Quel retournement de situation, p*** de Bon Dieu !

Toute la sainte journée, à la moindre contrariété, il hurlait : « Putain de Bon Dieu ». Des dizaines et des dizaines de fois par jour, il jurait ainsi révoltant les voisins qui ne pouvaient pas ne pas l’entendre dans leurs jardins tant sa voix portait. Pour lui, c’était devenu un simple réflexe quand ça n’allait pas comme il voulait. Son genou heurtait une chaise sur le passage : putain de bon dieu. Une poule ne rentrait pas à l’heure dans le poulailler : putain de bon dieu. Le facteur n’apportait pas le colis attendu : putain de bon dieu. Il y avait bien sûr quelques variantes du genre : bon dieu de cul, bon dieu de chiasse. Quand l’énervement était à son maximum, on pouvait arriver à putain de bon dieu de merde. Notons aussi que la proposition était réflective et commutative puisqu’on pouvait entendre des bon dieu de putain. Mais en général il s’en tenait fidèlement à cette formule qui avait fait ses preuves : putain de bon dieu.

Sa foi en Dieu avait disparu depuis longtemps, d’après ce qu’il disait. Pourtant ce juron montrait bien que Dieu tenait encore une petite place dans son existence. Et puis, la vieillesse venue, il ne cessa ses imprécations, bien au contraire, mais l’idée que la mort allait peut-être bien se pointer faisait son chemin.

Un soir, après quelques verres de cognac, il se dit tout à coup : « Et si Dieu existait, putain de bon dieu ? » Bien sûr, il ne remettait pas en cause son athéisme, enfin disons son manque de foi en l’existence divine. Mais un doute s’insinuait dans son esprit. Il ne voulait pas croire toutefois à toutes ces sornettes de paradis avec des anges au cul rose et d’enfer avec des diables à fourchettes. Mais il se disait tout de même que tous ces putains de bon dieu feraient mauvais effet. Il essayait d’en faire le décompte. Alors, disons, à raison de cinq ou six putains de bon dieu par jour, depuis quarante ans pour faire une moyenne, on arrivait au total de 83 000 ou de 97 600 putains de bon dieu… Sûrement qu’il dépasserait les cent mille avant de crever… Ca fait beaucoup même pour le dieu débonnaire sur lequel il comptait.

Et puis un jour, il trépassa après une attaque brutale qui ne lui laissa que le temps de dire putain de bon dieu. Aussitôt, il fut emmené de force devant un grand tribunal céleste. Ca y est, se dit-il, je vais prendre cher. Il fut poussé sans ménagement au centre de l’assemblée. Mais qui sont tous ces gens ? Des anges dont on voyait les fesses roses... Il s’effondra en hurlant : pitié mon Dieu ! Et tous de rire. Sadique le royaume des cieux ?

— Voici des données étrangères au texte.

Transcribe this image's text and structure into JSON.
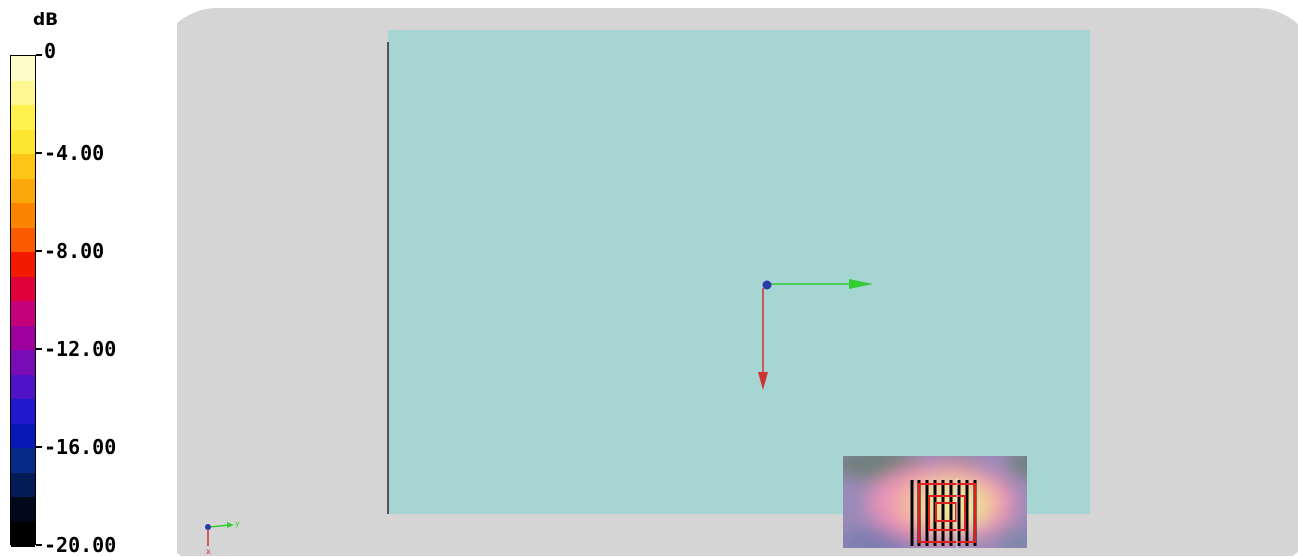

Une grande prêtresse prit la parole : Mon pauvre ami, tu ne sais pas encore que dieu n’existe pas. Pourtant tu as vécu sans y croire vraiment, sauf dans les derniers moments pour le cas où. Mais alors, dit-il, si Dieu n’existe pas, qu’est-ce que je fais ici ? Tu es devant la Grande Assemblée des Putains que tu as insultées toute ta vie en nous associant à ce bon dieu à tort et à raison de cinq ou six fois par jour. Nous sommes ici pour statuer sur ton sort. C’est alors qu’il découvrit que des milliers de prostituées l’entouraient. Il y en avait pour tous les goûts, mais toutes portaient une grande cape noire qui recouvrait que les épaules et laissaient découverts fesses, seins et sexe. Il attendait le châtiment avec résignation. Ces femmes savaient l’art de faire jouir jusqu’à la souffrance, à l’inverse de Dieu qui connaît l’art de faire souffrir jusqu’à la jouissance d’après ce que disent les grands mystiques.